How you can Help Refugee Children Through Fostering

Many foster children who have come into the UK as refugees or asylum seekers are in need of a loving and stable home. There are many children who lack the support of a family environment that caters to their religious and cultural needs and would like to reconnect with their faith and cultural heritage through being placed with compatible foster families.

However, due to the lack of diverse foster carers there are more children being placed with carers who are unable to provide the support these children so desperately need to live a life that fulfils their religious and cultural needs. It is hoped that through the efforts of inspiring initiatives more individuals will come forward to provide a child with a chance to transform his or her life.

The House of Lords event was supported by Labour’s Lord Dubs in line with the organisation Safe Passage that works to help unaccompanied child refugees and vulnerable adults find safe, legal routes to sanctuary. The transition for vulnerable children can be difficult, spurring the need for investment to ensure that they have the opportunity to be given a life away from fear.

Lord Dubs expressed his firm support for the initiative, saying that “Child refugees are vulnerable and we have a responsibility for the most vulnerable children in Europe.” Dubs further stated that “The refugee crisis and vulnerable children has been with us for a long time and it is a sad comment on the world but don’t let the local politicians off the hook as they are there to serve you.
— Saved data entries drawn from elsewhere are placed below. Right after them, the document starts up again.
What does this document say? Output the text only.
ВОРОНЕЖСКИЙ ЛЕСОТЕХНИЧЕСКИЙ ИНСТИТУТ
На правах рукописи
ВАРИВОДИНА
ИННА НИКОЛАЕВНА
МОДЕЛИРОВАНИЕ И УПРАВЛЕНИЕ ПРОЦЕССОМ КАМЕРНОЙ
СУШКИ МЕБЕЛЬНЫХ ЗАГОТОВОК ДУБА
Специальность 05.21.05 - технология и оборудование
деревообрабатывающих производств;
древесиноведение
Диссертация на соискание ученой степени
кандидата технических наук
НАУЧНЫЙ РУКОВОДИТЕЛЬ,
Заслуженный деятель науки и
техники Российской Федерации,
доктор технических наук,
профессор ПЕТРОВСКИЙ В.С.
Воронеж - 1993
You all know what the issues are and you can let your voice be heard. I promise Safe Passage and all the NGOs here that we are going to keep raising awareness in helping vulnerable refugee children that come into the UK.”

Lord Dubs had previously sponsored an amendment to the Immigration Act in April 2016 which ensured that the government was responsible in relocating unaccompanied refugee children who had reached Europe to the UK. However, in February 2017, the Home Office announced it will stop following the amendment, after just 350 arrivals. Lord Dubs’ commitment to supporting refugee children along with the collaboration with MFN and Safe Passage is a welcomed gesture.
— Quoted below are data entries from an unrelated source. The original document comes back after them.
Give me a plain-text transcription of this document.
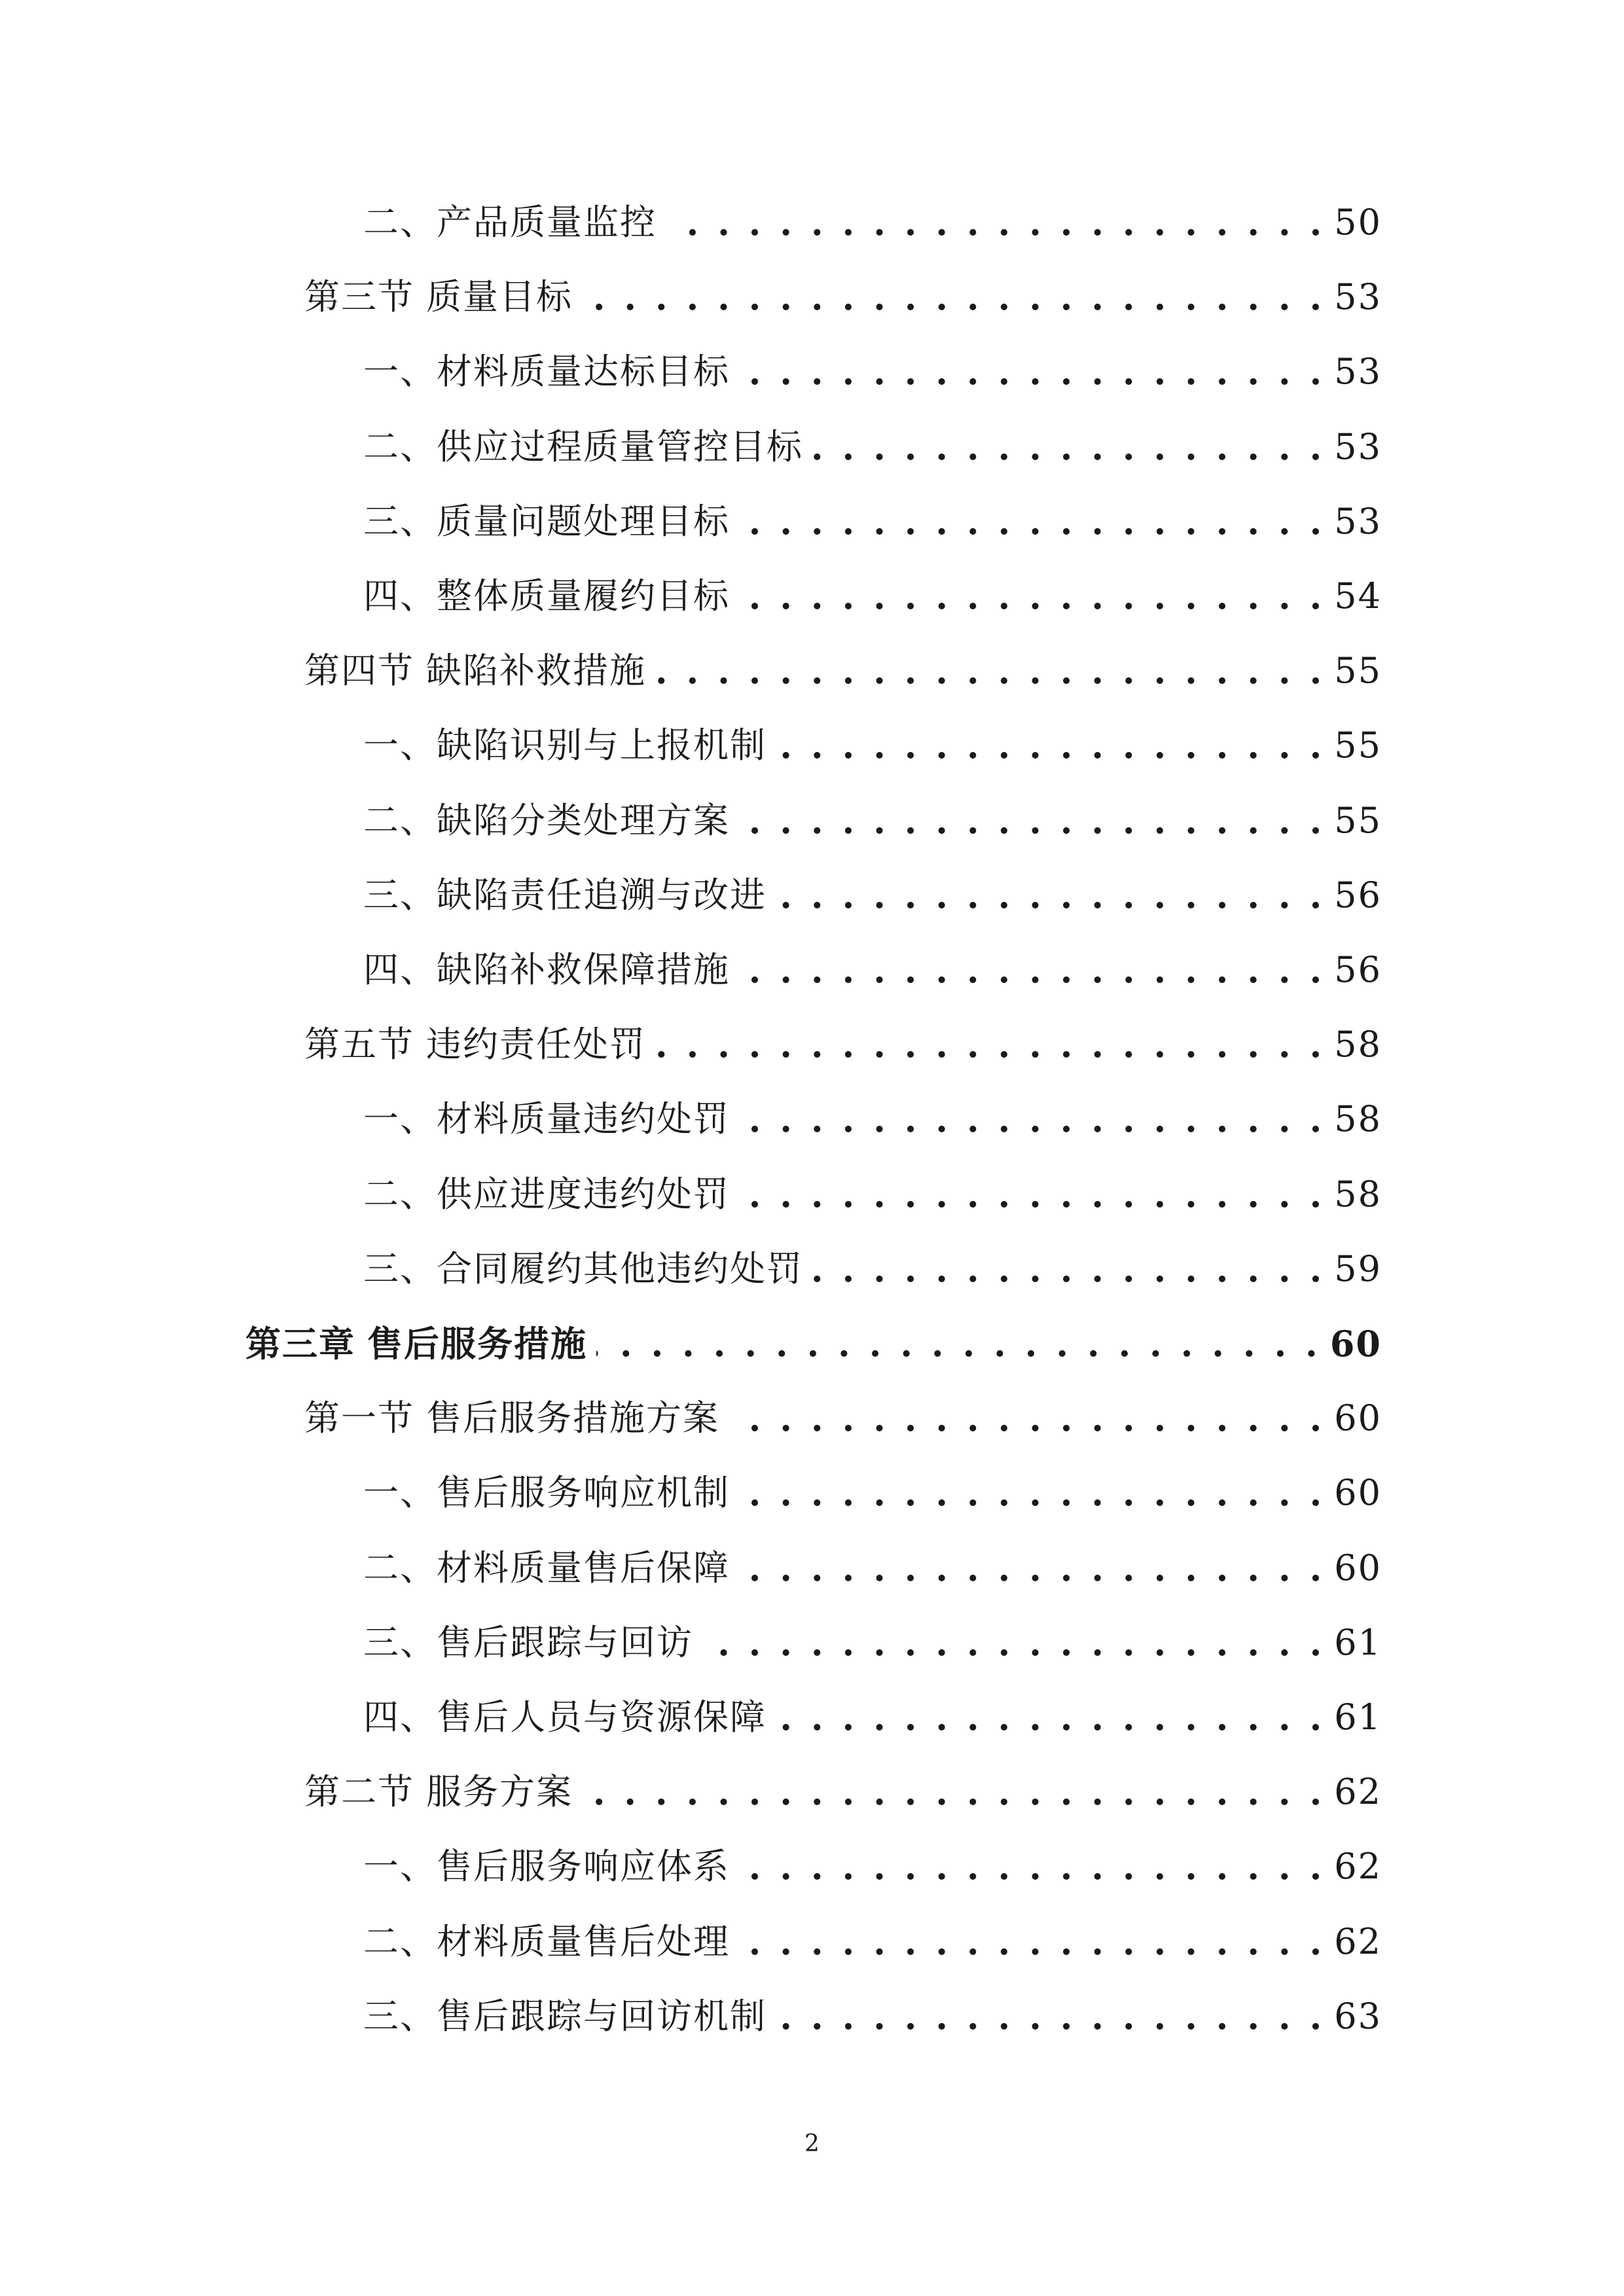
二、 产品质量监控 . . .	50
第三节 质量目标 . . .	53
一、 材料质量达标目标 . . .	53
二、 供应过程质量管控目标 . . .	53
三、 质量问题处理目标 . . .	53
四、 整体质量履约目标 . . .	54
第四节 缺陷补救措施 . . .	55
一、 缺陷识别与上报机制 . . .	55
二、 缺陷分类处理方案 . . .	55
三、 缺陷责任追溯与改进 . . .	56
四、 缺陷补救保障措施 . . .	56
第五节 违约责任处罚 . . .	58
一、 材料质量违约处罚 . . .	58
二、 供应进度违约处罚 . . .	58
三、 合同履约其他违约处罚 . . .	59
第三章 售后服务措施 . . .	60
第一节 售后服务措施方案 . . .	60
一、 售后服务响应机制 . . .	60
二、 材料质量售后保障 . . .	60
三、 售后跟踪与回访 . . .	61
四、 售后人员与资源保障 . . .	61
第二节 服务方案 . . .	62
一、 售后服务响应体系 . . .	62
二、 材料质量售后处理 . . .	62
三、 售后跟踪与回访机制 . . .	63
2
Many children who come into care as refugees bring tragic stories, many having lost their parents or hoping to be reunited with their families. For this reason, it is imperative that such initiatives take place to educate, inform and inspire people about creating a safe environment for unaccompanied children who come to the UK in need of loving carers.
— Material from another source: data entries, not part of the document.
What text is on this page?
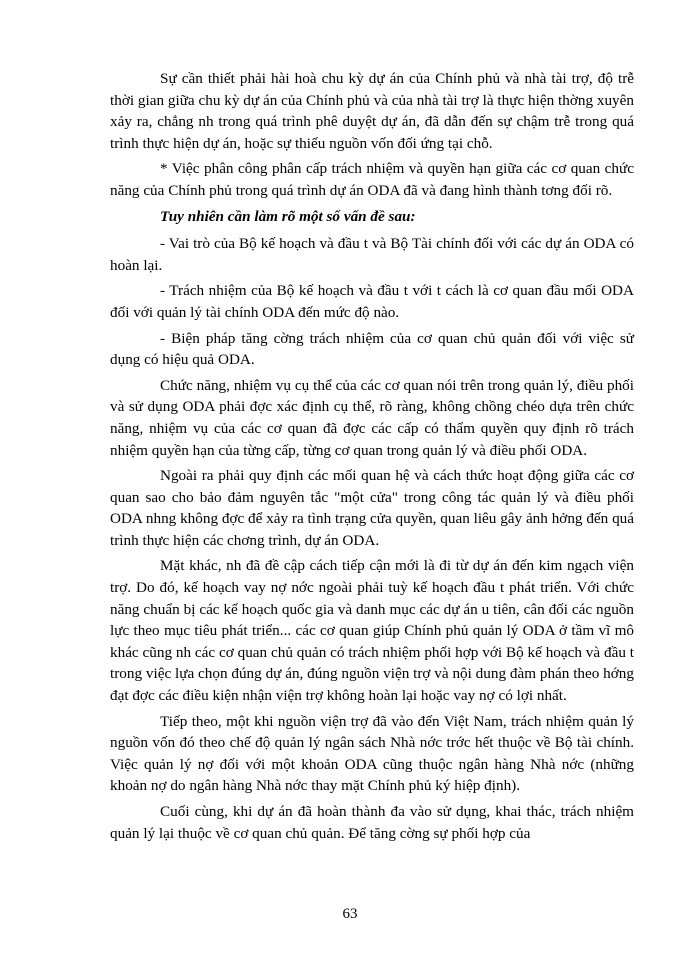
Sự cần thiết phải hài hoà chu kỳ dự án của Chính phủ và nhà tài trợ, độ trễ thời gian giữa chu kỳ dự án của Chính phủ và của nhà tài trợ là thực hiện thờng xuyên xảy ra, chẳng nh trong quá trình phê duyệt dự án, đã dẫn đến sự chậm trễ trong quá trình thực hiện dự án, hoặc sự thiếu nguồn vốn đối ứng tại chỗ.

* Việc phân công phân cấp trách nhiệm và quyền hạn giữa các cơ quan chức năng của Chính phủ trong quá trình dự án ODA đã và đang hình thành tơng đối rõ.

Tuy nhiên cần làm rõ một số vấn đề sau:

- Vai trò của Bộ kế hoạch và đầu t và Bộ Tài chính đối với các dự án ODA có hoàn lại.

- Trách nhiệm của Bộ kế hoạch và đầu t với t cách là cơ quan đầu mối ODA đối với quản lý tài chính ODA đến mức độ nào.

- Biện pháp tăng cờng trách nhiệm của cơ quan chủ quản đối với việc sử dụng có hiệu quả ODA.

Chức năng, nhiệm vụ cụ thể của các cơ quan nói trên trong quản lý, điều phối và sử dụng ODA phải đợc xác định cụ thể, rõ ràng, không chồng chéo dựa trên chức năng, nhiệm vụ của các cơ quan đã đợc các cấp có thẩm quyền quy định rõ trách nhiệm quyền hạn của từng cấp, từng cơ quan trong quản lý và điều phối ODA.

Ngoài ra phải quy định các mối quan hệ và cách thức hoạt động giữa các cơ quan sao cho bảo đảm nguyên tắc "một cửa" trong công tác quản lý và điều phối ODA nhng không đợc để xảy ra tình trạng cửa quyền, quan liêu gây ảnh hởng đến quá trình thực hiện các chơng trình, dự án ODA.

Mặt khác, nh đã đề cập cách tiếp cận mới là đi từ dự án đến kim ngạch viện trợ. Do đó, kế hoạch vay nợ nớc ngoài phải tuỳ kế hoạch đầu t phát triển. Với chức năng chuẩn bị các kế hoạch quốc gia và danh mục các dự án u tiên, cân đối các nguồn lực theo mục tiêu phát triển... các cơ quan giúp Chính phủ quản lý ODA ở tầm vĩ mô khác cũng nh các cơ quan chủ quản có trách nhiệm phối hợp với Bộ kế hoạch và đầu t trong việc lựa chọn đúng dự án, đúng nguồn viện trợ và nội dung đàm phán theo hớng đạt đợc các điều kiện nhận viện trợ không hoàn lại hoặc vay nợ có lợi nhất.

Tiếp theo, một khi nguồn viện trợ đã vào đến Việt Nam, trách nhiệm quản lý nguồn vốn đó theo chế độ quản lý ngân sách Nhà nớc trớc hết thuộc về Bộ tài chính. Việc quản lý nợ đối với một khoản ODA cũng thuộc ngân hàng Nhà nớc (những khoản nợ do ngân hàng Nhà nớc thay mặt Chính phủ ký hiệp định).

Cuối cùng, khi dự án đã hoàn thành đa vào sử dụng, khai thác, trách nhiệm quản lý lại thuộc về cơ quan chủ quản. Để tăng cờng sự phối hợp của

63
Chief executive of Mercy Mission UK, Azim Kidwai, said: “This is an unprecedented piece of work which will dramatically enhance the Muslim community’s ability to care for the most vulnerable of its children. We will be working with our partners to dramatically improve the Muslim community’s participation in foster care and help mature the cultural competency of services to better reach them.”

All children deserve to have stability, love and a safe environment to live in that can help them grow. Creating initiatives that facilitate a pathway to providing these assets can help children in the UK and around the world progress and reach their full potential.